Iraqi officials said Maliki's call was also part of a four-step plan to speed up the transfer of security from multi-national forces to Iraqis. The plan includes expanding Iraq's forces, get them better training, equipment and weapons.
The Defence Ministry has recruited former Saddam officers but limited the invitation to junior officers. Maliki's plea, addressing a long-time demand by Sunnis, was the first extended to all ranks.
The US military has been training the new, 300,000-strong Iraqi army as part of a plan eventually to withdraw its 135,000 troops.
Bush and Maliki last month agreed to speed up training.
The conference, which officials said was attended by figures from Saddam's former Baath party who have been living abroad since his ouster, takes place against a backdrop of violence that the UN officials estimate kills more than 100 people a day.
ARMED GROUPS Maliki's Shi'ite-led coalition government, which took office seven months ago, has said it would not talk to armed groups with ''Iraqi blood on their hands'', a comment aimed mainly at Sunni Islamist al Qaeda. But it has extended an olive branch to armed groups that stop fighting and join the political process.
''I know that there are armed groups here today but I don't know who they are,'' Rida Jawad Takki from the Shi'ite Alliance told Reuters.
Iraq has held conferences before that were designed to bring about reconciliation but they failed to stop sectarian killing or bring into the fold some disaffected Sunni groups.
''If things remain the way they are this reconciliation conference will resemble its predecessors,'' said Saleem al-Jibouri, from the Accordance Front, the largest Sunni bloc.
Many participants, some talking off the record, cast doubt that the conference would bring immediate solutions.
''This conference does not have a magic wand to change things overnight,'' Takki said.
''The only positive thing about this conference is that people are talking to each other,'' said another official.

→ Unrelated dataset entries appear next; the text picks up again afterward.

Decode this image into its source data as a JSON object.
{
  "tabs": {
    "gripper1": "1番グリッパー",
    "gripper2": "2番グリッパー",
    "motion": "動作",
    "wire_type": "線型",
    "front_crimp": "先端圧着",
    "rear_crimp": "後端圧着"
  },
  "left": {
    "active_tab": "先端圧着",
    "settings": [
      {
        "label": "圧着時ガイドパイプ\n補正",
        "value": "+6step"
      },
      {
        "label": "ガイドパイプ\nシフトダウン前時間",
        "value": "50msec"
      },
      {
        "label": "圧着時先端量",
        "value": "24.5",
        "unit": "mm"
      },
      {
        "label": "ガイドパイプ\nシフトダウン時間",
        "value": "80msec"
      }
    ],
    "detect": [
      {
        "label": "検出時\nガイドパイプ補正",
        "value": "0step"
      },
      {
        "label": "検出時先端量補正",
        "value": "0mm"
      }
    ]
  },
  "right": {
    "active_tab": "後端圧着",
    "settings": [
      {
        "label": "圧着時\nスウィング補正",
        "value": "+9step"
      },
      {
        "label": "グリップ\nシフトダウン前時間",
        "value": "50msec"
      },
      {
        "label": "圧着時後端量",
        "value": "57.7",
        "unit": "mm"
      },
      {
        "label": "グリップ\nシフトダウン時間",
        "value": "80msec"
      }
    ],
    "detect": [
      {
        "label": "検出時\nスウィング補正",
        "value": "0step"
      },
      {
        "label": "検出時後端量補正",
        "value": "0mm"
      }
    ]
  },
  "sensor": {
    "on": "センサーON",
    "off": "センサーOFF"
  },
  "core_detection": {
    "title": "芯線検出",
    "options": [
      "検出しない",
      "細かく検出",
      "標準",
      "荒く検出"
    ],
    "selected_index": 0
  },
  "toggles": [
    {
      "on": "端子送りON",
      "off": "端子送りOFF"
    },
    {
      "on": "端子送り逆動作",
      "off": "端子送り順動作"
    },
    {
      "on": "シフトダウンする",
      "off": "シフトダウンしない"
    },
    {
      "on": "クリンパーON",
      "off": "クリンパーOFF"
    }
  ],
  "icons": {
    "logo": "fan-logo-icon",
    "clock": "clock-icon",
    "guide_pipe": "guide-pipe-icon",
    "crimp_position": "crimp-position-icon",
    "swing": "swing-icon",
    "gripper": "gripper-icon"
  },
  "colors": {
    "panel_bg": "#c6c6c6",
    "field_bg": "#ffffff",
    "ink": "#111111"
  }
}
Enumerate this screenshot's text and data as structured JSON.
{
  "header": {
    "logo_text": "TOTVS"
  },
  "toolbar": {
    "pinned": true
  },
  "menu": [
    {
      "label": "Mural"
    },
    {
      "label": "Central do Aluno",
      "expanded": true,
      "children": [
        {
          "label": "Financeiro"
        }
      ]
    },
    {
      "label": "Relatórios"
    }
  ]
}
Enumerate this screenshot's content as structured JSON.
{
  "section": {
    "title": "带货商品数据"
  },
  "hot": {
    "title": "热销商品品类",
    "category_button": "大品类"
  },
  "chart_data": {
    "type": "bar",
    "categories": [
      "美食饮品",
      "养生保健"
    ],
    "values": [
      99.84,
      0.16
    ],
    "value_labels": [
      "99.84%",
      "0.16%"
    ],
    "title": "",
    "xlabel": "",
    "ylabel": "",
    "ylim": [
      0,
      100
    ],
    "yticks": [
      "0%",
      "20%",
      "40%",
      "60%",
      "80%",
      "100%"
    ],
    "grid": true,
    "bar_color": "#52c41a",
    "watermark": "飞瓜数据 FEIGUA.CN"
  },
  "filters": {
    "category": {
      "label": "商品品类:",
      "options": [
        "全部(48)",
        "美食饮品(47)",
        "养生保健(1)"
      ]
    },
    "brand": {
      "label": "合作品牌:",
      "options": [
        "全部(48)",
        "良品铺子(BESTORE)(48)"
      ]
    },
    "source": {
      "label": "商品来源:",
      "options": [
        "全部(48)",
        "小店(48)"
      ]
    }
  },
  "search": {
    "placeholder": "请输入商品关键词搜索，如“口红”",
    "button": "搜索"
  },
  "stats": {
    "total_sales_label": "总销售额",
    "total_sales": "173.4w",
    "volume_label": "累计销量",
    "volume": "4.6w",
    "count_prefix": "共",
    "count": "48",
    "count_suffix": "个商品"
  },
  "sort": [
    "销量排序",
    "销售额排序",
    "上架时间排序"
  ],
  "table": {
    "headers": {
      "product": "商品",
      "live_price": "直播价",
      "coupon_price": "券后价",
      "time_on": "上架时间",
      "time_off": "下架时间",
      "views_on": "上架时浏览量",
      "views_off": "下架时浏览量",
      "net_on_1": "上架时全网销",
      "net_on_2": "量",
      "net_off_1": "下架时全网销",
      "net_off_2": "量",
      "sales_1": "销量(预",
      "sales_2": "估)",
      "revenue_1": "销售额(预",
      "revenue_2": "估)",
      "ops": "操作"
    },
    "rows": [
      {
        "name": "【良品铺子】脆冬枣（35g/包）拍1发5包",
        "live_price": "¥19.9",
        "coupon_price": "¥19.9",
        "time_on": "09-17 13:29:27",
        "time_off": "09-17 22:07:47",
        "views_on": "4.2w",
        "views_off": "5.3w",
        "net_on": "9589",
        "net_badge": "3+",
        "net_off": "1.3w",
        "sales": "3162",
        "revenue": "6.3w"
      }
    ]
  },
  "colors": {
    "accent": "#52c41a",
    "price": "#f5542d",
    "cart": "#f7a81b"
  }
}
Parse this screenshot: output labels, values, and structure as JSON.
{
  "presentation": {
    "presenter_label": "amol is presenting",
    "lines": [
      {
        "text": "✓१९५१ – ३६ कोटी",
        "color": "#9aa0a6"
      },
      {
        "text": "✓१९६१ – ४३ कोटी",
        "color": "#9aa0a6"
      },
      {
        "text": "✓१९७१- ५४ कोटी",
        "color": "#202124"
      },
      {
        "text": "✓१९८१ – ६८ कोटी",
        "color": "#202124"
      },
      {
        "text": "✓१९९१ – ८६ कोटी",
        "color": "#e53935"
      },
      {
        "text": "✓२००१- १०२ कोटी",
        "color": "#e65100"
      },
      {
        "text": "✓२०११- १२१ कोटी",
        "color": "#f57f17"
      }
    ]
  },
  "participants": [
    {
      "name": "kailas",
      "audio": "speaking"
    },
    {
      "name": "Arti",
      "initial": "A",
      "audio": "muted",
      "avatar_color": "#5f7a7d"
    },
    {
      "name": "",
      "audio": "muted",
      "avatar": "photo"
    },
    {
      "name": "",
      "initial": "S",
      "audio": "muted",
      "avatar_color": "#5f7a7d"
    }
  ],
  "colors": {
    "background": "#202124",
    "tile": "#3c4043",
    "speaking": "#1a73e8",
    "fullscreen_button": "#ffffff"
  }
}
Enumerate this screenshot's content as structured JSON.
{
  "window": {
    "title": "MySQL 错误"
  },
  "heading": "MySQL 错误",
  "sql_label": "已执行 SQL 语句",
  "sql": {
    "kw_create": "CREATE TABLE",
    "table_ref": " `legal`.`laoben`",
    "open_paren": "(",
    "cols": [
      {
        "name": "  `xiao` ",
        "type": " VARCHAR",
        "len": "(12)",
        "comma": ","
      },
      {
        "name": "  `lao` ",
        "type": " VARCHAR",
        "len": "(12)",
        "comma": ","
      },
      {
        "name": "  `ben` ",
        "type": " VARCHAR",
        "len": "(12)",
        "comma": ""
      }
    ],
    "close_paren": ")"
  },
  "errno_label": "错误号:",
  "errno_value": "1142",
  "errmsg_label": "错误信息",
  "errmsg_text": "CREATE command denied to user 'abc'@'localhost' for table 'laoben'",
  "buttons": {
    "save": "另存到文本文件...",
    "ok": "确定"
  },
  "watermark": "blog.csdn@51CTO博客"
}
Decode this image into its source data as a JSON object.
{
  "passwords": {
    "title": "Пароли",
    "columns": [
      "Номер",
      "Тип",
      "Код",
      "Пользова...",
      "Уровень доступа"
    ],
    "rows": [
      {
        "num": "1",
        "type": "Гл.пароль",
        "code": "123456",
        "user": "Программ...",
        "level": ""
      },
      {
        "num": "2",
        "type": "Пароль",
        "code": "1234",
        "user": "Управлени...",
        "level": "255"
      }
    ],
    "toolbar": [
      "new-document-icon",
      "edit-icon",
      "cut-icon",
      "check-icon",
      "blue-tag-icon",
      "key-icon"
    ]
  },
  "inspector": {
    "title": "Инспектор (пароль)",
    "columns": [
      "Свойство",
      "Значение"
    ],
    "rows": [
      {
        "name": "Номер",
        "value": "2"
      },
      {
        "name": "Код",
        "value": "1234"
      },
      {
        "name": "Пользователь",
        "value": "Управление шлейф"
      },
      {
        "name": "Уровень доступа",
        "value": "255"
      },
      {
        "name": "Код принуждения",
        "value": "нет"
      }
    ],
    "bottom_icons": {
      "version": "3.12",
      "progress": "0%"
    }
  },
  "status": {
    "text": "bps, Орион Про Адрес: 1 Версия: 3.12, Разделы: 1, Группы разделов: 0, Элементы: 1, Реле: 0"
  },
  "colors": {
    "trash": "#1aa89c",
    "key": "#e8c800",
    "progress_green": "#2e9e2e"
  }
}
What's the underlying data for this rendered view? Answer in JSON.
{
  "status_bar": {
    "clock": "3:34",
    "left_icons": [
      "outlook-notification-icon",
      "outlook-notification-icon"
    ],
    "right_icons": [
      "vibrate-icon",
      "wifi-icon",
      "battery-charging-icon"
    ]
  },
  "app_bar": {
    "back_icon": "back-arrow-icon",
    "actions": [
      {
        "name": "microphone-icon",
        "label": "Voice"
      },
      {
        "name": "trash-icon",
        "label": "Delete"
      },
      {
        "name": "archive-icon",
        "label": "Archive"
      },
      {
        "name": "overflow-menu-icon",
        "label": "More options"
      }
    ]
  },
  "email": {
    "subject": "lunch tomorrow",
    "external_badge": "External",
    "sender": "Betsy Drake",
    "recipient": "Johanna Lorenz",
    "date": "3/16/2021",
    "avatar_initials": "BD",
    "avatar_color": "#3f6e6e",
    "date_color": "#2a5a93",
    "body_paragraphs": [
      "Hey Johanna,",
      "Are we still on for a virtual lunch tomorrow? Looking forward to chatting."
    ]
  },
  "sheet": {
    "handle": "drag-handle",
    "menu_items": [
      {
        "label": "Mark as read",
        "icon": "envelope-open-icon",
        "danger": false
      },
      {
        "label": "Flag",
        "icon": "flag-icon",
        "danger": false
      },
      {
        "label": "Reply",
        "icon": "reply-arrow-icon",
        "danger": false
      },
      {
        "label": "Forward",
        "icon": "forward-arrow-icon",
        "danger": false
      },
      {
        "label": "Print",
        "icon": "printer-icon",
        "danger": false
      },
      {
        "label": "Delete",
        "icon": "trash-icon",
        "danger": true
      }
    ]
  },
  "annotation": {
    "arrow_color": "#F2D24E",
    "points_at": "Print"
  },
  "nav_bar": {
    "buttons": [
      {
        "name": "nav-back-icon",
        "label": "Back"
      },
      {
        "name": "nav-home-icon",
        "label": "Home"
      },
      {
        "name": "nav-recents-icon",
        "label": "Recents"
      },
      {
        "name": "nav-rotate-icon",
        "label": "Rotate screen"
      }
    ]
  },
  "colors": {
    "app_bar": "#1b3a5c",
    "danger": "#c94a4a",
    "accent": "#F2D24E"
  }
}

Hours before the conference opened in the Green Zone, Iraqi special forces backed by the US troops killed one militant and arrested six people during raids against a death squad leader in the Baghdad Shi'ite stronghold of Sadr City.
Sadr City, a crowded Shi'ite slum of two million, is a stronghold of the Mehdi Army militia loyal to radical Shi'ite cleric Moqtada al-Sadr. The US commanders and Sunni Arabs accuse Mehdi militiamen of being behind many of the sectarian attacks and kidnappings that plague Iraq. Sadr denies the charges.
Delegates said they planned to discuss militias as part of a series of four workshops. Sunni Arab leaders accuse Shi'ite militias of infiltrating the police to carry out killings.
Maliki has resisted the US pressure to move against militias, which are tied to political parties in this coalition. He has said militias need a political rather than a military solution.